Tensor or pseudo-tensor particles

[RedX]

Why are spin 0 mesons pseudo-scalar, and spin 1 mesons vector?

Why can't spin 0 mesons be scalar, and spin 1 mesons be pseudo-vector?

If observables are bilinear in the fields, then how can you even detect whether a field is pseudo-scalar, since \phi^2 is a scalar no matter if the meson field is pseudo-scalar or scalar?

Also, is it correct to assume that spin 0 mesons obey the Klein-Gordan equation, and spin 1 mesons obey the Maxwell equations but with a mass term, i.e., \mathcal L=-\frac{1}{4} F_{\mu \nu}F^{\mu \nu}-\frac{m}{2}A_\mu A^\mu?

 

[DrDu]

As these mesons have integer spin, they are bosons and the observables don't have to be bilinear but also linear operators may be observables. So you could detect the change of the sign of phi under parity.

 

[lpetrich]

It's possible for spin-0 particles to be scalar (positive parity). If it exists, the Standard-Model Higgs would be.

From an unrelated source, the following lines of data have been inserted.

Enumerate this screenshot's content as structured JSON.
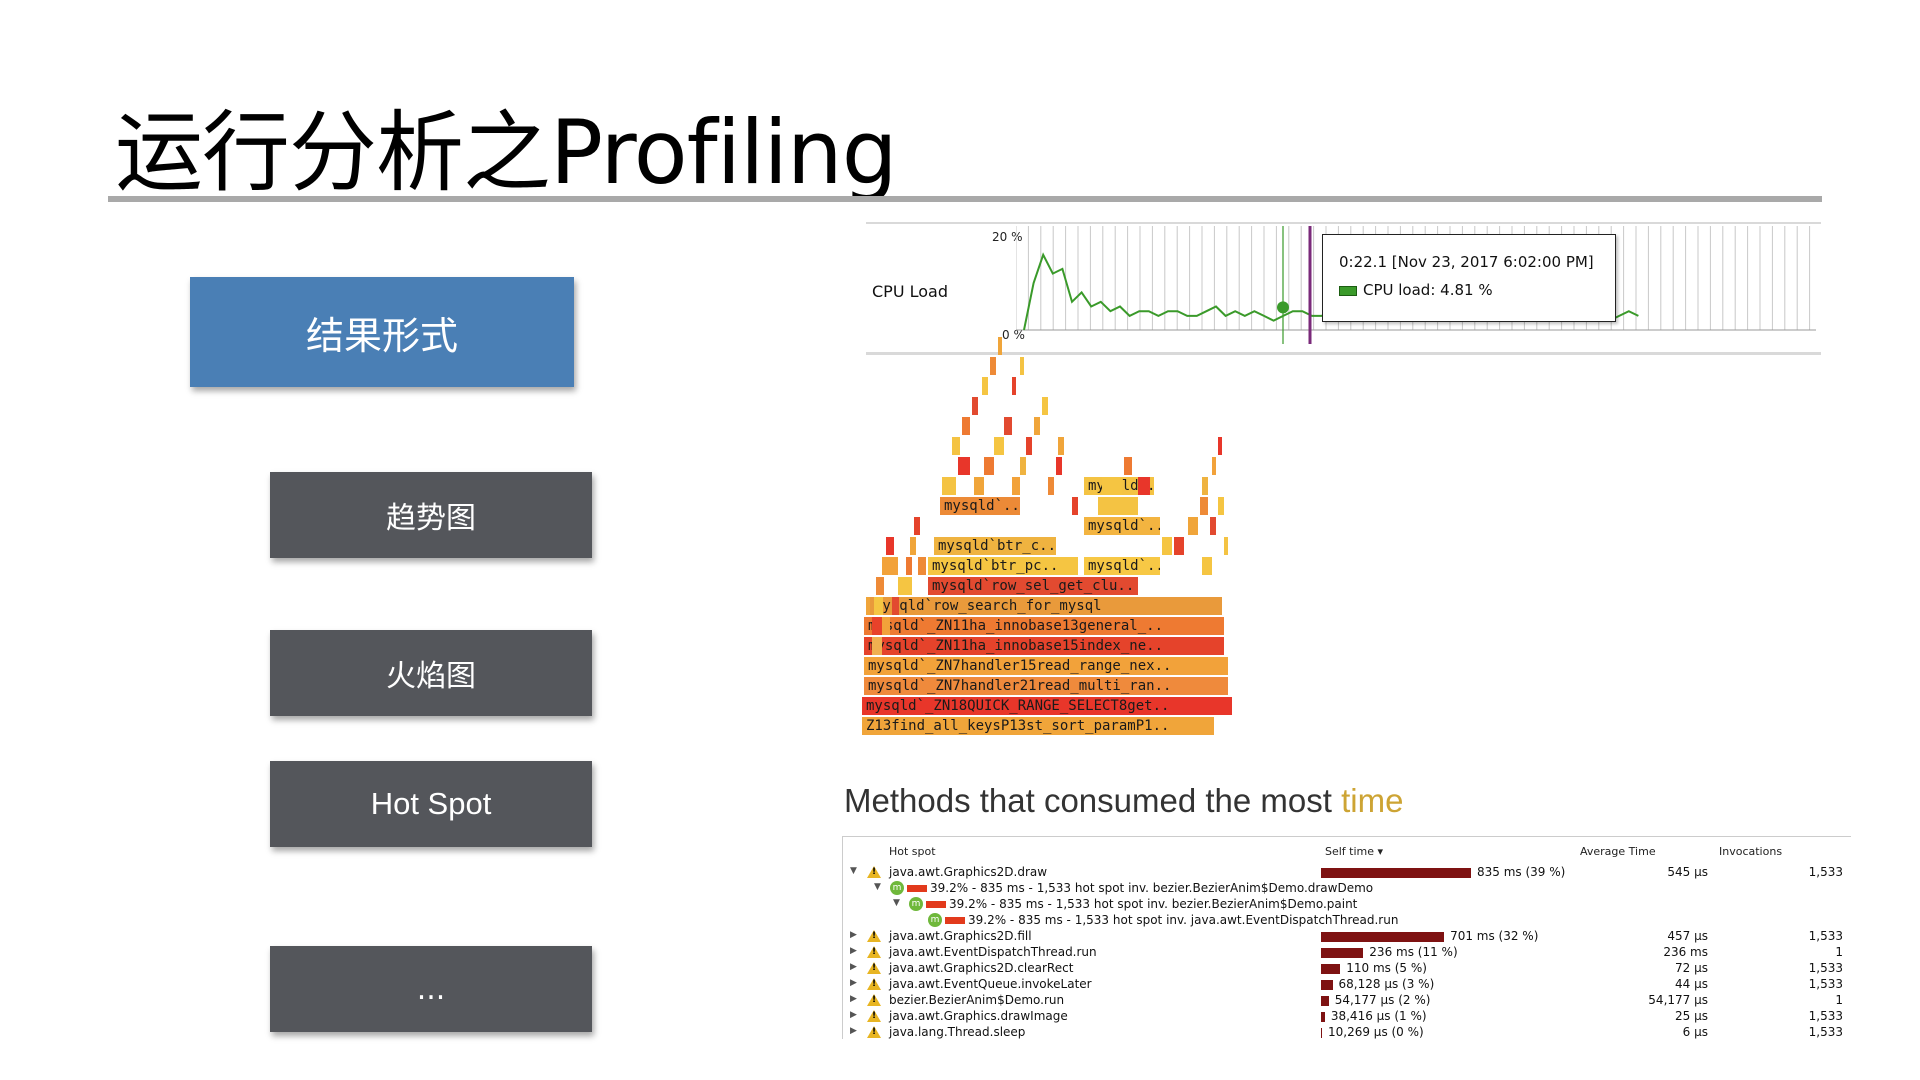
{
  "title": "运行分析之Profiling",
  "left_menu": {
    "primary": "结果形式",
    "items": [
      "趋势图",
      "火焰图",
      "Hot Spot",
      "..."
    ]
  },
  "cpu_chart": {
    "label": "CPU Load",
    "ytick_top": "20 %",
    "ytick_bottom": "0 %",
    "tooltip_time": "0:22.1 [Nov 23, 2017 6:02:00 PM]",
    "tooltip_label": "CPU load:",
    "tooltip_value": "4.81 %",
    "line_color": "#3a9a2a",
    "cursor_color": "#7a2a7a"
  },
  "flame_graph": {
    "frames": [
      {
        "label": "Z13find_all_keysP13st_sort_paramP1..",
        "color": "#f0a53a"
      },
      {
        "label": "mysqld`_ZN18QUICK_RANGE_SELECT8get..",
        "color": "#e8362a"
      },
      {
        "label": "mysqld`_ZN7handler21read_multi_ran..",
        "color": "#ef8a3c"
      },
      {
        "label": "mysqld`_ZN7handler15read_range_nex..",
        "color": "#f2a23a"
      },
      {
        "label": "mysqld`_ZN11ha_innobase15index_ne..",
        "color": "#e5432b"
      },
      {
        "label": "mysqld`_ZN11ha_innobase13general_..",
        "color": "#ee7a32"
      },
      {
        "label": "mysqld`row_search_for_mysql",
        "color": "#e99a3b"
      },
      {
        "label": "mysqld`row_sel_get_clu..",
        "color": "#e24a30"
      },
      {
        "label": "mysqld`btr_pc..",
        "color": "#f5c542"
      },
      {
        "label": "mysqld`..",
        "color": "#f7c845"
      },
      {
        "label": "mysqld`btr_c..",
        "color": "#efb340"
      },
      {
        "label": "mysqld`..",
        "color": "#f3b440"
      },
      {
        "label": "mysqld`..",
        "color": "#ec8a37"
      },
      {
        "label": "mysqld..",
        "color": "#f4c343"
      }
    ]
  },
  "hot_spot": {
    "heading_prefix": "Methods that consumed the most ",
    "heading_accent": "time",
    "columns": [
      "Hot spot",
      "Self time ▾",
      "Average Time",
      "Invocations"
    ],
    "rows": [
      {
        "name": "java.awt.Graphics2D.draw",
        "self": "835 ms (39 %)",
        "avg": "545 μs",
        "inv": "1,533",
        "pct": 39
      },
      {
        "name": "39.2% - 835 ms - 1,533 hot spot inv. bezier.BezierAnim$Demo.drawDemo",
        "sub": 1
      },
      {
        "name": "39.2% - 835 ms - 1,533 hot spot inv. bezier.BezierAnim$Demo.paint",
        "sub": 2
      },
      {
        "name": "39.2% - 835 ms - 1,533 hot spot inv. java.awt.EventDispatchThread.run",
        "sub": 3
      },
      {
        "name": "java.awt.Graphics2D.fill",
        "self": "701 ms (32 %)",
        "avg": "457 μs",
        "inv": "1,533",
        "pct": 32
      },
      {
        "name": "java.awt.EventDispatchThread.run",
        "self": "236 ms (11 %)",
        "avg": "236 ms",
        "inv": "1",
        "pct": 11
      },
      {
        "name": "java.awt.Graphics2D.clearRect",
        "self": "110 ms (5 %)",
        "avg": "72 μs",
        "inv": "1,533",
        "pct": 5
      },
      {
        "name": "java.awt.EventQueue.invokeLater",
        "self": "68,128 μs (3 %)",
        "avg": "44 μs",
        "inv": "1,533",
        "pct": 3
      },
      {
        "name": "bezier.BezierAnim$Demo.run",
        "self": "54,177 μs (2 %)",
        "avg": "54,177 μs",
        "inv": "1",
        "pct": 2
      },
      {
        "name": "java.awt.Graphics.drawImage",
        "self": "38,416 μs (1 %)",
        "avg": "25 μs",
        "inv": "1,533",
        "pct": 1
      },
      {
        "name": "java.lang.Thread.sleep",
        "self": "10,269 μs (0 %)",
        "avg": "6 μs",
        "inv": "1,533",
        "pct": 0
      }
    ]
  }
}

Pions are the like are negative parity because they are quark-antiquark composites in an orbital ground state.
Quark: +
Antiquark: -
Spin-0 orbit: +
Total: -

 

[Meir Achuz]

Why are spin 0 mesons pseudo-scalar, and spin 1 mesons vector?

Why can't spin 0 mesons be scalar, and spin 1 mesons be pseudo-vector?

If observables are bilinear in the fields, then how can you even detect whether a field is pseudo-scalar, since \phi^2 is a scalar no matter if the meson field is pseudo-scalar or scalar?

1. Spin zero mesons can be scalar. The (somewhat controversal) sigma meson is a spin zero scalar. In the quark model, the quark-antiquark combination has intrinsic negative parity. This makes the quark model mesons as 0^- and 1^-, pseudoscalar and vector.

2. Parity is determined experimentally in transitions.
The pion was originally determined to be a pseudoscalar from angular distributions in N+N-->N+N+pi/